DT7 peptide-modified lecithin nanoparticles co-loaded with γ-secretase inhibitor and dexamethasone efficiently inhibit T-cell acute lymphoblastic leukemia and reduce gastrointestinal toxicity.

T-cell acute lymphoblastic leukemia (T-ALL) is a serious hematologic malignancy and glucocorticoid resistance is the main recurrent cause for a high relapsed and death rate. Here, we proposed an effective therapeutic regimen of combining gamma-secretase inhibitors (GSIs) with dexamethasone (DEX) to overcome glucocorticoid resistance. Moreover, the bone marrow targeting DT7 peptide-modified lecithin nanoparticles co-loaded with DEX and GSI (TLnp/D&G) were developed to enhance T-ALL cells recognition and endocytosis. In vitro cytotoxicity studies showed that TLnp/D&G significantly inhibited cell survival and promoted apoptosis of T-ALL cells. Mechanically, we found that GSIs promoted DEX-induced cell apoptosis by two main synergetic mechanisms: 1) GSIs significantly upregulated glucocorticoid receptor (GR) expression in T-ALL and restored the glucocorticoid-induced pro-apoptotic response. 2) Both DEX and GSI synergistically inhibited BCL2 and suppressed the survival of T-ALL cells.
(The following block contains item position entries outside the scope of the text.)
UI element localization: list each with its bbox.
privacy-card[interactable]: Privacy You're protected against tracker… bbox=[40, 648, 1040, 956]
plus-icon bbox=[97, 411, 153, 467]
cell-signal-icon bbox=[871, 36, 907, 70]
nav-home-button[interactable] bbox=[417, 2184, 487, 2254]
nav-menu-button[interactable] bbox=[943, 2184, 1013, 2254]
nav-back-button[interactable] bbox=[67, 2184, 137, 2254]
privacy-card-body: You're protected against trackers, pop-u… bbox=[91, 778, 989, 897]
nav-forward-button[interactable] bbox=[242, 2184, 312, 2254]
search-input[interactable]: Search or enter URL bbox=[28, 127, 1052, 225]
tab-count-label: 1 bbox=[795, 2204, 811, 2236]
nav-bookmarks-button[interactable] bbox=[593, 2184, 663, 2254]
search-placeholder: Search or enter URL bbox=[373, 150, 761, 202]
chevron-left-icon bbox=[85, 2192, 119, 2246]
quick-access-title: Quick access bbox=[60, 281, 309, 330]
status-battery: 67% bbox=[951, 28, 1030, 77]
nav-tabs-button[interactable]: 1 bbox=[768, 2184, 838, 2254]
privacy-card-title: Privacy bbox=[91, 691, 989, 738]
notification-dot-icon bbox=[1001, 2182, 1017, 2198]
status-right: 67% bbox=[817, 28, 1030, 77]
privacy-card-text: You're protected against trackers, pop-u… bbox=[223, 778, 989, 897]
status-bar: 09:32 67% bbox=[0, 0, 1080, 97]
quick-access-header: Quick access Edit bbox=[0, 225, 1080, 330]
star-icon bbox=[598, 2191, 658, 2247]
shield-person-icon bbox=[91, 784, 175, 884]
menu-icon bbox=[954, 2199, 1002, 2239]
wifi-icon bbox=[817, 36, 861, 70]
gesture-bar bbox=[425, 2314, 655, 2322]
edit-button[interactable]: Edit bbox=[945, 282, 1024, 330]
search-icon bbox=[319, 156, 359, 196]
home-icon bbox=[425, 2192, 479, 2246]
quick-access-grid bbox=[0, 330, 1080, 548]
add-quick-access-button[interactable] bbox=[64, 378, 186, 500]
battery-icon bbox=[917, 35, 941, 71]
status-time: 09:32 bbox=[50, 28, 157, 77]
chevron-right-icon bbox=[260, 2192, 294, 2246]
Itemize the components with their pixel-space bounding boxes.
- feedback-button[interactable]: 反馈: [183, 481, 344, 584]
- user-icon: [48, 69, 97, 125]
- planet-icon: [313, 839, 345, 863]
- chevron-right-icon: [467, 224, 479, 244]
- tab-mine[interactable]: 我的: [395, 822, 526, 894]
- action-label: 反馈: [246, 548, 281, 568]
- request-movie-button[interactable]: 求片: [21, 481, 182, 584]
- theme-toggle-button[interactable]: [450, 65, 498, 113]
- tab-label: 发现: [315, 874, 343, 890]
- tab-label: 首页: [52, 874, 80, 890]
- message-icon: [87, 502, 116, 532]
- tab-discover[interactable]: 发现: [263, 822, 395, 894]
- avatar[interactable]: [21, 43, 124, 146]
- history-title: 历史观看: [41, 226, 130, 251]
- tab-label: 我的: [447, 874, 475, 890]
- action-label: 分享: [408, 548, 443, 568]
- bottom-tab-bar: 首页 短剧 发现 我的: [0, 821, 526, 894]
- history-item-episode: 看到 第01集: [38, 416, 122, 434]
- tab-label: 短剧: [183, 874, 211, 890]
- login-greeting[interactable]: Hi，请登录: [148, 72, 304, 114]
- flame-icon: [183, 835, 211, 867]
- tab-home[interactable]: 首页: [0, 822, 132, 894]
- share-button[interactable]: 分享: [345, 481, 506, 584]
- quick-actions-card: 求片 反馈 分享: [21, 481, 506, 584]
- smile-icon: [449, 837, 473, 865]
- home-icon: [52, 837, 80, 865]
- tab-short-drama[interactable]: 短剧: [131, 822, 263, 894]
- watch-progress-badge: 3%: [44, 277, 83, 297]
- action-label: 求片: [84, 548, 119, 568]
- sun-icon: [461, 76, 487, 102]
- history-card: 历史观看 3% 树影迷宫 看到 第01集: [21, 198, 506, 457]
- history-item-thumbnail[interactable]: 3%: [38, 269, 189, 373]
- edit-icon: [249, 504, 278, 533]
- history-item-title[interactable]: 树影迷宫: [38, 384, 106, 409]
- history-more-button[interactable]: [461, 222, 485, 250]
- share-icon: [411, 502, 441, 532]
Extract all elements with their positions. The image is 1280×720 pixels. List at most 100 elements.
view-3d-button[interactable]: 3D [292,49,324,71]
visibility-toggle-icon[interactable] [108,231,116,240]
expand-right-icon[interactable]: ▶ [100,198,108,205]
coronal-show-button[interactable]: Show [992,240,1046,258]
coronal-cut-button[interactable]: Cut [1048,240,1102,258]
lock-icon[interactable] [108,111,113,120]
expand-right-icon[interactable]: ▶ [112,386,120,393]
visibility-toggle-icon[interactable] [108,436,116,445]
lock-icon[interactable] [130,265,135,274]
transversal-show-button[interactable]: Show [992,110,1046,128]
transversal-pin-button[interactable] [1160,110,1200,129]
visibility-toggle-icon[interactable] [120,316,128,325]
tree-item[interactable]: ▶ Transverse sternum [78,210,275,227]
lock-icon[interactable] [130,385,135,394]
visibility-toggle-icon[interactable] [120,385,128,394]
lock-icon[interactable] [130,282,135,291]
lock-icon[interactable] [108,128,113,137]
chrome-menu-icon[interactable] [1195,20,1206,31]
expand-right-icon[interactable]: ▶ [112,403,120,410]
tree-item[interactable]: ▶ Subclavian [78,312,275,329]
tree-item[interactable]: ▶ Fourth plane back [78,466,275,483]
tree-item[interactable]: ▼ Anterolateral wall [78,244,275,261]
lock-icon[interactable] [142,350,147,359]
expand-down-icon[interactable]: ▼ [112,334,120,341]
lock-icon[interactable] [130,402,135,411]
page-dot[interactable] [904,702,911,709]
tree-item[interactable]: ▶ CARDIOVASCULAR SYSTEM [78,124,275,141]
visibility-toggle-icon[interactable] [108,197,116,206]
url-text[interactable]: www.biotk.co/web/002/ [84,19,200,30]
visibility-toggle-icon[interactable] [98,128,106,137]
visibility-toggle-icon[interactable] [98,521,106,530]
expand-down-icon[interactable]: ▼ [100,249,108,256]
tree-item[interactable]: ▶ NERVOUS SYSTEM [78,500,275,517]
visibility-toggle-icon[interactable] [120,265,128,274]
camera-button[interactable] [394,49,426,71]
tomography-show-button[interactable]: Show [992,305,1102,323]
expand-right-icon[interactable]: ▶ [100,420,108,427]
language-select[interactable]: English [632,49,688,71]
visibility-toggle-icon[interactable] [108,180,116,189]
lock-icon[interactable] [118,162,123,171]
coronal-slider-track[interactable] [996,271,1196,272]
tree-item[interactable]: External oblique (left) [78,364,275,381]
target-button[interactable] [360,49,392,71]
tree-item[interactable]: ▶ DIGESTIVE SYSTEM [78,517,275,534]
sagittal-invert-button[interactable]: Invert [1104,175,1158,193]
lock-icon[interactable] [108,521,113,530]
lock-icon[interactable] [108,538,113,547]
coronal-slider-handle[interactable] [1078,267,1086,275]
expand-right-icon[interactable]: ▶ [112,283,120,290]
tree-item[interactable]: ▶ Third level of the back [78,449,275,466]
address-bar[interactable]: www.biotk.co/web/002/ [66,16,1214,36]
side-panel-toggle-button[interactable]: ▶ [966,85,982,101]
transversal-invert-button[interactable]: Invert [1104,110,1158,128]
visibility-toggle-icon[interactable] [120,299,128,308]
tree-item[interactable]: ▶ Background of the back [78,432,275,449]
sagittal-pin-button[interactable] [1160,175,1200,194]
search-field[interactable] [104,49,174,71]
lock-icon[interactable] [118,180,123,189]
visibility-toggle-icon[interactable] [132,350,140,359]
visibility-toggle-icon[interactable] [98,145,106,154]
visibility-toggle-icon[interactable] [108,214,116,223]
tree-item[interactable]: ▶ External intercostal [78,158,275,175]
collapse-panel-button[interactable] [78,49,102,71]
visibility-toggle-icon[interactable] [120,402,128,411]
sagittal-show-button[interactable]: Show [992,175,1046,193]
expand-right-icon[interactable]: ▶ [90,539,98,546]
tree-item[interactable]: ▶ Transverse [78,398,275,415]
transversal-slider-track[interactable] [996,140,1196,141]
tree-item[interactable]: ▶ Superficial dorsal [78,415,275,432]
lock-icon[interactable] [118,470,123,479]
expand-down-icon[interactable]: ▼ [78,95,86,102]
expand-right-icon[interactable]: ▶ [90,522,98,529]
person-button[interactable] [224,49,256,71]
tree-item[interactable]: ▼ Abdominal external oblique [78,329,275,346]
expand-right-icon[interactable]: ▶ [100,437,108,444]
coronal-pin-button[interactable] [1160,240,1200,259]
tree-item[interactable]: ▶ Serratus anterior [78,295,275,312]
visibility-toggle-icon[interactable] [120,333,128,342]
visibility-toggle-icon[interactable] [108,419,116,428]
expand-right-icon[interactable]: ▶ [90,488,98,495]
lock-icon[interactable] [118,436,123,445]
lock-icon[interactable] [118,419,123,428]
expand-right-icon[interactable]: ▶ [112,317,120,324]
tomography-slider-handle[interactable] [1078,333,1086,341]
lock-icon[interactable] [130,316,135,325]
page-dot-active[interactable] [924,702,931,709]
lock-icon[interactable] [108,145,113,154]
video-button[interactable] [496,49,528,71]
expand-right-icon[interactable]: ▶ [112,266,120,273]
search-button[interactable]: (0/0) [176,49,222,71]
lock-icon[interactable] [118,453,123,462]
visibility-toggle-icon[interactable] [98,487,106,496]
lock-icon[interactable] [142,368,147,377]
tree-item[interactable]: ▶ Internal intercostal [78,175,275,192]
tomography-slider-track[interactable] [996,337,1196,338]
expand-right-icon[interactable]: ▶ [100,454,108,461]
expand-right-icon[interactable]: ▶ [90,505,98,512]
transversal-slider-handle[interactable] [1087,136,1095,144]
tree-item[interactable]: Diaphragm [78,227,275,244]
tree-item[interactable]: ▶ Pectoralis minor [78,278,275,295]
Furthermore, in vivo studies demonstrated that TLnp/D&G showed high bone marrow accumulation and better antileukemic efficacy both in leukemia bearing models and in systemic Notch1-induced T-ALL models, with excellent biosafety and reduced gastrointestinal toxicity. Overall, our study provides new strategies for the treatment of T-ALL and promising bone marrow targeting systems with high transformation potential.